From the day he was born, Jamie vowed to share Titus’s story until he was old enough to share it himself. Titus was diagnosed before he was born with a congenital heart defect known as hypoplastic left heart syndrome, which means that the left side of his heart does not work. Unfortunately, there is no cure for the disease unless he has a heart transplant. During her pregnancy and the first days of Titus’s life, Jamie—who at the time was already a mother of one—gained a deeper appreciation for motherhood. “To have someone like Titus, who has been through so much, teaches you to appreciate the small things.”
There are many life experiences that people take for granted until they have a child with complex medical needs. The Maxfield family loves sports—Titus’s father, Marty, coached basketball for the local high school until Titus was born, and Jamie would be the bookkeeper at these games. However, because basketball season often coincides with flu season, the family does not attend games anymore in order to protect Titus’s health. Community is important to their family as well; however, with Titus’s chronic diagnosis, the family has had to limit the number of visitors they have to their home. In addition, both Jamie and Marty have had to change their work schedules in order to meet Titus’s needs.

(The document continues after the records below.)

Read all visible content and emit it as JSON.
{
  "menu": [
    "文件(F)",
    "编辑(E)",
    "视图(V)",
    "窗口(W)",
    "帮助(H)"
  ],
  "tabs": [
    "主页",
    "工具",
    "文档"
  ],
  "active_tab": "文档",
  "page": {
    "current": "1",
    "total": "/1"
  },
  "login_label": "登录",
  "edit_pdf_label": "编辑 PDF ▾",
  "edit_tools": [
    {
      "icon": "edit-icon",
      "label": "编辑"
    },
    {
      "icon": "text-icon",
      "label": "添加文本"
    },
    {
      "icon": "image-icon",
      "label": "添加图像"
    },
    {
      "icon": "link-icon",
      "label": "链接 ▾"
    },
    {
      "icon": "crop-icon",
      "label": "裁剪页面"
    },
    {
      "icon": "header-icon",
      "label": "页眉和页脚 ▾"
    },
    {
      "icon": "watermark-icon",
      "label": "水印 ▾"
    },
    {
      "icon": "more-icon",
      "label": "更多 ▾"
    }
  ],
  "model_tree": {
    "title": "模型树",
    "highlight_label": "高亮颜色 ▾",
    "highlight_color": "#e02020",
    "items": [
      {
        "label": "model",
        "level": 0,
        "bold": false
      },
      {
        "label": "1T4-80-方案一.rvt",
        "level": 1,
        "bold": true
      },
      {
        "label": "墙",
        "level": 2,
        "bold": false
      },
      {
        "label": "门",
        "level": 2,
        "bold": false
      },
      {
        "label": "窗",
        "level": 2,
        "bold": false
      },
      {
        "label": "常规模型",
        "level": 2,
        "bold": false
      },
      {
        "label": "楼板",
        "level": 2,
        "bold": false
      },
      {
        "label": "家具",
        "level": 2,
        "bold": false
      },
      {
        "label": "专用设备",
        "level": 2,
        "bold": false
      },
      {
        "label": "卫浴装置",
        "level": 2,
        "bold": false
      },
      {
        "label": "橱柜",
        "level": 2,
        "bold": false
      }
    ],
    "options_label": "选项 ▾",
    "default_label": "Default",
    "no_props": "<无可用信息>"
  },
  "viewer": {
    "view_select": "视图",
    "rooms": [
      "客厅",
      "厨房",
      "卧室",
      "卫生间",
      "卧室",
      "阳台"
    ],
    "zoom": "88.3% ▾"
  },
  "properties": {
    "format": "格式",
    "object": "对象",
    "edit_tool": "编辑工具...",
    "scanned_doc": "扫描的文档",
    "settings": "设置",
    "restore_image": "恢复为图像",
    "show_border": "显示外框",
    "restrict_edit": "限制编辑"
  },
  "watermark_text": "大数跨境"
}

While their lives have changed in many ways since Titus’s birth, Jamie and Marty still know joy, love, and happiness. Jamie describes Titus as her most outgoing child. “You wouldn’t know that he has a heart condition that could slow him down,” says Jamie. He has a sense of humor and a hilarity that is irresistible. Through his snuggles, cuddles, kisses, and hugs, Titus makes each family member feel loved and connected. On being a mother, Jamie says there is a precious unconditional love that you cannot explain until you have your own child.
Jamie carries this love with her into her work as a nurse. She loves her job because she can care for those who aren’t able to take care of themselves. Moreover, she knows she is making a difference. Sometimes, she shares her son’s story to inspire hope in her patients. Jamie believes that you don’t give up. You must try everything you possibly can to make circumstances better.
It was in the spirit of not giving up that TJC encountered Jamie. She reached out to us because her son was losing his TennCare, TN’s version of Medicaid, which helped the family tremendously by covering the cost of many of Titus’s treatments. TJC was able to break down complicated policy and program eligibility so that the family really understood what was and was not available to them. We further empowered Jamie with tools and encouragement to advocate for the Katie Beckett waiver. Tennessee is currently the only state that does not have a version of the Katie Beckett waiver, which allows children with complex medical needs to get health coverage through Medicaid, no matter what their parents’ incomes are. Thanks to families like the Maxfields, and advocacy by TJC and partners like the Disability Coalition, a Katie Beckett bill is currently moving through the legislature. Until the state has a waiver like this, Jamie will continue to fight alongside other families to get their children the health care coverage they need.
We cannot wait to see more of the work Jamie does to advocate in her community. We know that Jamie and Titus will never give up on themselves or others, and TJC is thankful to know them because of that.